FABP4 as a Therapeutic Host Target Controlling SARS-CoV2 Infection

Host metabolic fitness is a critical determinant of infectious disease outcomes. Obesity, aging, and other related metabolic disorders are recognized as high-risk disease modifiers for respiratory infections, including coronavirus infections, though the underlying mechanisms remain unknown. Our study highlights fatty acid-binding protein 4 (FABP4), a key regulator of metabolic dysfunction and inflammation, as a modulator of SARS-CoV-2 pathogenesis, correlating strongly with disease severity in COVID-19 patients. We demonstrate that loss of FABP4 function, by genetic or pharmacological means, reduces SARS-CoV2 replication and disrupts the formation of viral replication organelles in adipocytes and airway epithelial cells. Importantly, FABP4 inhibitor treatment of infected hamsters diminished lung viral titers, alleviated lung damage and reduced collagen deposition.
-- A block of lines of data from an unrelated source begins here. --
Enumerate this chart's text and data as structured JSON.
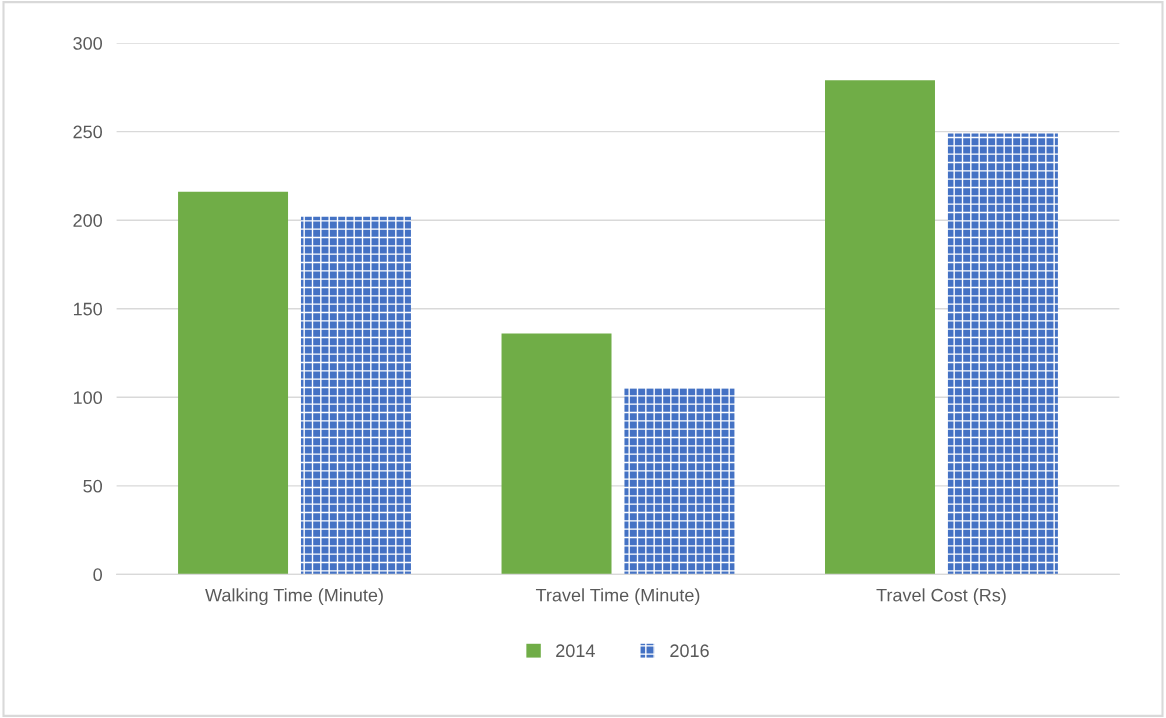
{
  "chart_data": {
    "type": "bar",
    "categories": [
      "Walking Time (Minute)",
      "Travel Time (Minute)",
      "Travel Cost (Rs)"
    ],
    "series": [
      {
        "name": "2014",
        "color": "#70ad47",
        "values": [
          216,
          136,
          279
        ]
      },
      {
        "name": "2016",
        "color": "#4472c4",
        "values": [
          202,
          105,
          249
        ]
      }
    ],
    "ylim": [
      0,
      300
    ],
    "yticks": [
      0,
      50,
      100,
      150,
      200,
      250,
      300
    ],
    "grid": "y",
    "legend": "bottom"
  }
}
These findings highlight the therapeutic potential of targeting host metabolism in limiting coronavirus replication and mitigating the pathogenesis of infection. ### Competing Interest Statement EK is co-founder, director and officer of Crescenta Biosciences and holds equity at the company. AA and FS are employees of Crescenta Biosciences. HK is co-founder, director, and consultant of Crescenta Biosciences and holds equity at the company. HK is an employee of Princeton University; All work of HK included herein was performed as a consultant for Crescenta, independent of Princeton University. HK, EK and GSH are inventors on patent application that includes CRE-14. GSH is a scientific advisor, receives compensation and holds equity at Crescenta Biosciences. Other authors declare no competing interests.